Have a look at these 3D graphs I’ve been working with. They show us nice and simply that the amount of roads in a boundary, depend on the land area of that boundary and on the population within the boundary. Kinda straight forward and what you might expect, but its good to get some concrete results.

Now onwards and upwards I plan to use these results to predict how many roads there should be within any boundary on OpenStreetMap and then compare that results to how many there actually are on OSM. If any one has any simpler ideas on measuring completeness, then let me know!





Some hypotheses that may help to measure how complete OpenStreetMap is

25 06 2008

These hypotheses below will hopefully help in measuring the completeness of OpenStreetMap. If anyone has any other ideas or comments please do let me know.

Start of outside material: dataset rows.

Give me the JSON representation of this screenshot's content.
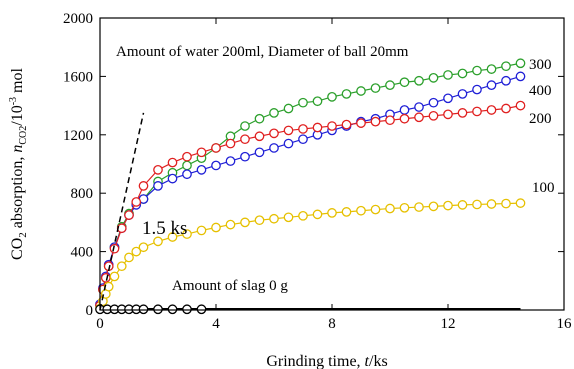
{
  "chart_data": {
    "type": "line",
    "xlabel_text": "Grinding time, ",
    "xlabel_var": "t",
    "xlabel_unit": "/ks",
    "ylabel_pre": "CO",
    "ylabel_sub": "2",
    "ylabel_mid": " absorption, ",
    "ylabel_var": "n",
    "ylabel_var_sub": "CO2",
    "ylabel_unit_pre": "/10",
    "ylabel_unit_sup": "-3",
    "ylabel_unit_post": " mol",
    "xlim": [
      0,
      16
    ],
    "ylim": [
      0,
      2000
    ],
    "xticks": [
      "0",
      "4",
      "8",
      "12",
      "16"
    ],
    "yticks": [
      "0",
      "400",
      "800",
      "1200",
      "1600",
      "2000"
    ],
    "grid": false,
    "annotations": {
      "top": "Amount of water 200ml, Diameter of ball 20mm",
      "time_marker": "1.5 ks",
      "slag_zero": "Amount of slag 0 g"
    },
    "tangent_line": {
      "x": [
        0,
        1.5
      ],
      "y": [
        0,
        1350
      ]
    },
    "series": [
      {
        "label": "300",
        "color": "#2ca02c",
        "x": [
          0,
          0.1,
          0.2,
          0.3,
          0.5,
          0.75,
          1.0,
          1.25,
          1.5,
          2.0,
          2.5,
          3.0,
          3.5,
          4.0,
          4.5,
          5.0,
          5.5,
          6.0,
          6.5,
          7.0,
          7.5,
          8.0,
          8.5,
          9.0,
          9.5,
          10.0,
          10.5,
          11.0,
          11.5,
          12.0,
          12.5,
          13.0,
          13.5,
          14.0,
          14.5
        ],
        "y": [
          30,
          140,
          220,
          300,
          430,
          570,
          660,
          730,
          760,
          880,
          940,
          990,
          1040,
          1110,
          1190,
          1260,
          1310,
          1350,
          1380,
          1420,
          1430,
          1460,
          1480,
          1500,
          1520,
          1540,
          1560,
          1570,
          1590,
          1610,
          1620,
          1640,
          1650,
          1670,
          1690
        ]
      },
      {
        "label": "400",
        "color": "#1f1fd6",
        "x": [
          0,
          0.1,
          0.2,
          0.3,
          0.5,
          0.75,
          1.0,
          1.25,
          1.5,
          2.0,
          2.5,
          3.0,
          3.5,
          4.0,
          4.5,
          5.0,
          5.5,
          6.0,
          6.5,
          7.0,
          7.5,
          8.0,
          8.5,
          9.0,
          9.5,
          10.0,
          10.5,
          11.0,
          11.5,
          12.0,
          12.5,
          13.0,
          13.5,
          14.0,
          14.5
        ],
        "y": [
          40,
          150,
          230,
          310,
          430,
          560,
          650,
          720,
          760,
          850,
          900,
          930,
          960,
          990,
          1020,
          1050,
          1080,
          1110,
          1140,
          1170,
          1200,
          1230,
          1260,
          1290,
          1310,
          1340,
          1370,
          1390,
          1420,
          1450,
          1480,
          1510,
          1540,
          1570,
          1600
        ]
      },
      {
        "label": "200",
        "color": "#e02020",
        "x": [
          0,
          0.1,
          0.2,
          0.3,
          0.5,
          0.75,
          1.0,
          1.25,
          1.5,
          2.0,
          2.5,
          3.0,
          3.5,
          4.0,
          4.5,
          5.0,
          5.5,
          6.0,
          6.5,
          7.0,
          7.5,
          8.0,
          8.5,
          9.0,
          9.5,
          10.0,
          10.5,
          11.0,
          11.5,
          12.0,
          12.5,
          13.0,
          13.5,
          14.0,
          14.5
        ],
        "y": [
          30,
          140,
          220,
          300,
          420,
          560,
          650,
          740,
          850,
          960,
          1010,
          1050,
          1080,
          1110,
          1140,
          1170,
          1190,
          1210,
          1230,
          1240,
          1250,
          1260,
          1270,
          1280,
          1290,
          1300,
          1310,
          1320,
          1330,
          1340,
          1350,
          1360,
          1370,
          1380,
          1400
        ]
      },
      {
        "label": "100",
        "color": "#e6c000",
        "x": [
          0,
          0.1,
          0.2,
          0.3,
          0.5,
          0.75,
          1.0,
          1.25,
          1.5,
          2.0,
          2.5,
          3.0,
          3.5,
          4.0,
          4.5,
          5.0,
          5.5,
          6.0,
          6.5,
          7.0,
          7.5,
          8.0,
          8.5,
          9.0,
          9.5,
          10.0,
          10.5,
          11.0,
          11.5,
          12.0,
          12.5,
          13.0,
          13.5,
          14.0,
          14.5
        ],
        "y": [
          10,
          60,
          110,
          160,
          230,
          300,
          360,
          400,
          430,
          470,
          500,
          520,
          545,
          565,
          585,
          600,
          615,
          625,
          635,
          645,
          655,
          665,
          672,
          680,
          688,
          695,
          700,
          705,
          710,
          715,
          720,
          723,
          726,
          729,
          732
        ]
      },
      {
        "label": "",
        "color": "#000000",
        "x": [
          0,
          0.25,
          0.5,
          0.75,
          1.0,
          1.25,
          1.5,
          2.0,
          2.5,
          3.0,
          3.5,
          4.0,
          6.0,
          8.0,
          10.0,
          12.0,
          14.5
        ],
        "y": [
          5,
          5,
          5,
          5,
          5,
          5,
          5,
          5,
          5,
          5,
          5,
          5,
          5,
          5,
          5,
          5,
          5
        ],
        "marker_count": 11
      }
    ]
  }
}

  • A complete map will have all of the roads in an area, but we cannot obtain stats on the amount of road in every area we may wish to test in OpenStreetMap. So an accurate way to predict the length of road in any area would be useful. My hypothesis is that the length of road in a given area is dependent upon population density. That is to say I expect that urban areas will have less road per person than rural areas.
  • For areas where OSM has aerial imagery I would like to compare the complexity (ie file size) of the Yahoo! jpeg and the corresponding OSM tiles. The hypothesis is that areas with very small aerial jpeg files (because they are simply one colour like the sea or vast expanses of desert) will have few if any entries on OSM, whereas areas with large file sizes (cities) will have a large density of nodes and ways in OSM and therefore large tile size. I do not have the technical knowledge to test this so any help would be great.
  • Another hypothesis is that more complete areas of OSM will have a higher level of edit activity. If no-one has ever edited an area then it may be unlikely that the map is complete there, obviously however there may just be nothing there, so this test could be used in conjunction with the Yahoo! Imagery test stated before. If we could produce some sort of heat map showing which areas are edited most frequently and monitor it over time this could certainly show us some interesting trends.
  • This is an attempt to solve the problem of missing roads. I would think it unlikely that there would a road which is completely cut off from others, or that there would be an entire settlement of roads not connected to rest of the country’s road network (as in the Madiera example shown below again). The hypothesis is that every road is connected to at least one other road of equal or higher classification. So if in OSM there are roads that are not, then maybe there are missing roads. This testing may require a lot of calculations and may not return that many missing roads. If some one can think of a way to do it simpy then I would very much like that input.